Certains vous ont pourtant prévenu. D’autres ont même démissionné, sentant le souffle de la France s’alourdir dangereusement. Vous n’avez pas voulu écouter. Vous avez brocardé vos prédécesseurs. Vous avez moqué le peuple. Mais c’est ainsi : tout gouvernement a le peuple qu’il mérite. Le résultat est là. Le peuple est descendu dans la rue charriant avec lui toutes les radicalités.

N’espérez pas, monsieur le Président, que la légitime indignation contre le déferlement de violences vous rétablirait. Avec ou sans gilet jaune, le rejet est partagé et l’amertume tout autant.

Vous avez décidé dans l’urgence de désavouer votre Premier ministre après avoir malmené vos ministres. L’exécutif dans son ensemble se retrouve désarçonné et disqualifié, courant éperdument derrière les évènements et cherchant à acheter du temps alors même qu’il n’y a plus de patience dans le peuple.

Et, je vous en prie Monsieur le Président, évitez de jouer avec l’idée de votre propre démission. Elle ne peut pas être une issue mais un saut dans l’inconnu dont ceux qui l’agitent n’imaginent même pas les conséquences électorales, sociales et économiques. Nous sommes dans la crise, on se précipiterait dans le chaos.
De son côté, la dissolution n’a que l’apparence d’une solution. Elle pousserait à la compétition entre les formations politiques et politiserait les gilets jaunes. La cacophonie régnerait en maître. Et comme à cette étape, tout le monde est contre tout le monde, comme personne ne veut s’allier avec personne, le pays aura perdu du temps et s’affaissera encore un peu plus. Ces stratégies du pire ne peuvent satisfaire ceux qui veulent que la France s’en sorte.

Monsieur le Président, vous allez enfin vous exprimer. Vous redoutez certainement ce moment, mais il vient à vous et vous serez seul face au peuple. Vous ne pourrez plus vous dérober et il vous faudra prendre les décisions indispensables au rétablissement de la paix civile. Car il faut urgemment rétablir la confiance dont vous êtes aujourd’hui dépourvu. Pour ce faire, il faut cependant un acte préalable : la démission du gouvernement.

Vous vous proposez de refaire l’union de la nation. Voilà un aveu involontaire qu’elle est passablement déchirée. Vous avez raison, la République n‘est plus une et se divise. Elle est traversée de fractures ouvertes qui portent en elles des ferments de guerre civile. On ne peut cependant pas engager le dialogue nécessaire avec un exécutif aussi faible. Il faut un acte fort. Il faut un gouvernement de concorde nationale pour changer la donne. Celui-ci devrait changer et de cap et de méthode. Sa tâche ? Organiser les États Généraux de la fiscalité et un nouveau contrat républicain.
Sa mission ? S’attaquer à la vie chère sous toutes ses formes et permettre sérieusement la transition énergétique dans le cadre d’un nouveau contrat social. Il devra aussi travailler à la démocratisation de l’État et fonder un nouvel équilibre institutionnel impliquant tous les corps intermédiaires. Car penser que le pays pourrait renouer avec l’exécutif par un dialogue exclusif entre celui-ci et le peuple est un leurre.
Vous l’avez compris : à situation exceptionnelle réponse exceptionnelle.

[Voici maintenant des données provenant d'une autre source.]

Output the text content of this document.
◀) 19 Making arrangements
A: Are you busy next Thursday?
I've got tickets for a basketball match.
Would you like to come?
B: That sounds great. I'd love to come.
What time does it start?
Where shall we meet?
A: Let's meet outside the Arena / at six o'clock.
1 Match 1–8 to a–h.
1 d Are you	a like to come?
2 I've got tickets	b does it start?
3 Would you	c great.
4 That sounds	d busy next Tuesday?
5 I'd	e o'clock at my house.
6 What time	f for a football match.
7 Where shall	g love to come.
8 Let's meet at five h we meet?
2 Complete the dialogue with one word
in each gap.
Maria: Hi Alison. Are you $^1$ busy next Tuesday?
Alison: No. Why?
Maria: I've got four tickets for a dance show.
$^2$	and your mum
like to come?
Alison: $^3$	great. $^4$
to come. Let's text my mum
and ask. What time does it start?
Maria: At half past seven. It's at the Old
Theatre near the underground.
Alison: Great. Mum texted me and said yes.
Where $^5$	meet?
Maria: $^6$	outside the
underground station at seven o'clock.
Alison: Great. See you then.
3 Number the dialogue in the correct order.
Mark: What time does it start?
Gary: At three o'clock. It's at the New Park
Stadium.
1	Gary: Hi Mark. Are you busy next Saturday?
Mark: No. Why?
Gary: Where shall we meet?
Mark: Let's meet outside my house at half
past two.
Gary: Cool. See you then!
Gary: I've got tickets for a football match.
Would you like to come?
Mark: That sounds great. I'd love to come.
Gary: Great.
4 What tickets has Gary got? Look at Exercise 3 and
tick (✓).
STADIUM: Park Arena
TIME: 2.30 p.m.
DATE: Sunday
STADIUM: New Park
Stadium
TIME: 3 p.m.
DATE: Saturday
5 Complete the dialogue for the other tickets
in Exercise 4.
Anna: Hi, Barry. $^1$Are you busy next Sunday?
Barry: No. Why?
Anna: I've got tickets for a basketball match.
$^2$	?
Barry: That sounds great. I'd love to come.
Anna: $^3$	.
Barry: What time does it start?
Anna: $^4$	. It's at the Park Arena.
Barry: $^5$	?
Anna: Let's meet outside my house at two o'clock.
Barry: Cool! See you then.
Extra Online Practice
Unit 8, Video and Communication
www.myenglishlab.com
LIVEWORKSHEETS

Monsieur le Président, vous vous vivez en héros dans une histoire tragique. Il ne s’agit pas d’être un héros mais un homme d’État. D’autres Présidents avant vous ont su reculer sans pour autant déchoir, on pense notamment au Général de Gaulle et à François Mitterrand. Oui, gouverner, parfois c’est plier.

Il y a urgence. Sans plus tarder, il faut trancher dans le sens du peuple.
Je vous prie de croire, Monsieur le Président, en mes sentiments les plus républicains.

Jean-Christophe Cambadélis.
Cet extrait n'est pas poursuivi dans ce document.